Immortalis and the Commentary on Authority That Exists Without Justification





In the shadowed corridors of Immortalis, authority manifests not as a reasoned edifice, but as a raw, unyielding force, imposed without apology or explanation. The immortals who dominate this realm wield power that brooks no question, their dominion etched into the flesh and souls of those beneath them. This is no mere backdrop to horror or romance, it is the pulse of the narrative, a deliberate skewering of authority that exists without justification.
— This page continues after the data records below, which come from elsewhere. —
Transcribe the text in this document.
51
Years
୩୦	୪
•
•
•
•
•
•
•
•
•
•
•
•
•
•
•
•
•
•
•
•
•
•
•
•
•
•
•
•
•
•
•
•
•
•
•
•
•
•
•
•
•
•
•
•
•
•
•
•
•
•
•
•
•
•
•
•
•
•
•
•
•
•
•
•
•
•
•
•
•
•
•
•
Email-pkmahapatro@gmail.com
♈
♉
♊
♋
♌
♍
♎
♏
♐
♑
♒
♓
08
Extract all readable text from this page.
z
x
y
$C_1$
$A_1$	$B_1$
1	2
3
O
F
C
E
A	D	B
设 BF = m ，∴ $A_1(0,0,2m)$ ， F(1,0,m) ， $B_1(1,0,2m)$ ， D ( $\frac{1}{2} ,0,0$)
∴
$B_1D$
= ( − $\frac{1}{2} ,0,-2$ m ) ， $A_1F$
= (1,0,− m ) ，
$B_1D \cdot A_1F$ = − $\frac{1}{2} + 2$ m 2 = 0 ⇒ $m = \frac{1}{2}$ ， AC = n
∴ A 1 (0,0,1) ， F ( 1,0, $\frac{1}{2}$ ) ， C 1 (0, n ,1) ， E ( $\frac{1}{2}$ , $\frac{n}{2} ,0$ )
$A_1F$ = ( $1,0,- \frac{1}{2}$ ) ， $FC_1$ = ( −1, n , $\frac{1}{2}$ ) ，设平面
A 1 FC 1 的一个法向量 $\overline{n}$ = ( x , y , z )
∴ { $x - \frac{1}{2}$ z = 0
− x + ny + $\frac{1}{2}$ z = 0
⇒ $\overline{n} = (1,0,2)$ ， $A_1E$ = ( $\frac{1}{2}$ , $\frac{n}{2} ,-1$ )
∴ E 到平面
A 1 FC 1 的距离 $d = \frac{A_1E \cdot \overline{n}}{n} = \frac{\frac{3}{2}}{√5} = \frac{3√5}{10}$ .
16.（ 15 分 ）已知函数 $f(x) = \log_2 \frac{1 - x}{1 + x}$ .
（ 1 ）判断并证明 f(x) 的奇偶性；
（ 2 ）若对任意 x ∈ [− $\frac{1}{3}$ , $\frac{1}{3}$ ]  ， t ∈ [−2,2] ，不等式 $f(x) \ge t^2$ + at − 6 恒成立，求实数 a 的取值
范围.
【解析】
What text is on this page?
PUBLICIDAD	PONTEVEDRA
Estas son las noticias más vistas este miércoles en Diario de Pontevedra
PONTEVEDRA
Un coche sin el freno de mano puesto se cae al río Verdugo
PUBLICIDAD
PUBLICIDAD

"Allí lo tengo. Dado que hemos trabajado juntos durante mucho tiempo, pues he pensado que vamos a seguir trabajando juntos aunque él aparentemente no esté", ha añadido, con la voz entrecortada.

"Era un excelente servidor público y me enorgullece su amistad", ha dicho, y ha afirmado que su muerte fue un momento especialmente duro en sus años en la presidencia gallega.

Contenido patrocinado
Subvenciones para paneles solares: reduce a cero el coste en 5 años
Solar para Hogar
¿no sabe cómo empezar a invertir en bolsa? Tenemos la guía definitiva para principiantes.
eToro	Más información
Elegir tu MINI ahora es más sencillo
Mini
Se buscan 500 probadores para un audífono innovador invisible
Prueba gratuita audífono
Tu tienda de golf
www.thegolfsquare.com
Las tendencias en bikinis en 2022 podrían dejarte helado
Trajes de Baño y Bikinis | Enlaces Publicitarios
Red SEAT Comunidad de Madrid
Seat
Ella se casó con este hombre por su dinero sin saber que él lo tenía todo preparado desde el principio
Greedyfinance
Consider the eternal lords, those ancient beings whose longevity grants them rule over mortals and lesser immortals alike. Their commands descend like decrees from on high, unchallenged by logic or merit. A mortal’s plea for mercy dissolves under the weight of a glance, a lover’s defiance crumbles before the casual invocation of pain. The text lays bare this dynamic in scenes of exquisite cruelty, where submission is extracted not through persuasion, but through the sheer, inexplicable fact of superior strength. One immortal, in particular, embodies this ethos: his rule over his domain is absolute, his whims law, justified only by the terror they inspire. No origin story ennobles his throne, no covenant binds his subjects; it simply is, and all must bend.

This commentary cuts deeper in the intimate spheres of desire and control. Amidst the erotic undercurrents, authority strips away pretence. The dominant figures do not earn allegiance through virtue or pact, they seize it, layering sadistic precision atop brute force. A character’s arc unfolds in chains both literal and metaphorical, her resistance met not with debate, but with escalation, until the boundary between fear and craving blurs. Here, Immortalis mocks the societal pretensions of justified power, the bureaucratic rituals and moral posturing that mortals cling to. In the immortal world, power admits its nakedness: it rules because it can, and that sufficiency exposes the fragility of all lesser claims.

Yet the satire bites with sardonic restraint. Victims do not rise in righteous rebellion, nor do tyrants face cosmic retribution. Instead, the narrative revels in the absurdity of acquiescence, the way mortals and fledglings alike rationalise their subjugation. One sequence, drenched in gore and intimacy, culminates in a moment of twisted epiphany: the subjugated finds not liberation, but a perverse enlightenment in surrender. Authority’s lack of justification becomes its greatest strength, for to question it is to invite annihilation, and survival demands complicity.

The chronicle’s chronology reinforces this unflinching gaze. From the initial awakenings of immortal hunger to the sprawling entanglements of eternal nights, every escalation underscores the theme. Relationships fracture and reform under this arbitrary yoke, lovers bound not by choice, but by the immortal’s inscrutable will. Systems of allegiance, blood oaths, and hierarchies persist without foundational myths, mere scaffolding for the endless exercise of dominance.

In dissecting Immortalis, one discerns a profound indictment: authority untethered from justification thrives eternally, mirroring the immortals themselves. It endures not despite its hollowness, but because of it, a void that devours all who peer too closely. The text offers no solace, no heroic counterpoint, only the cold precision of truth: power needs no reason to reign.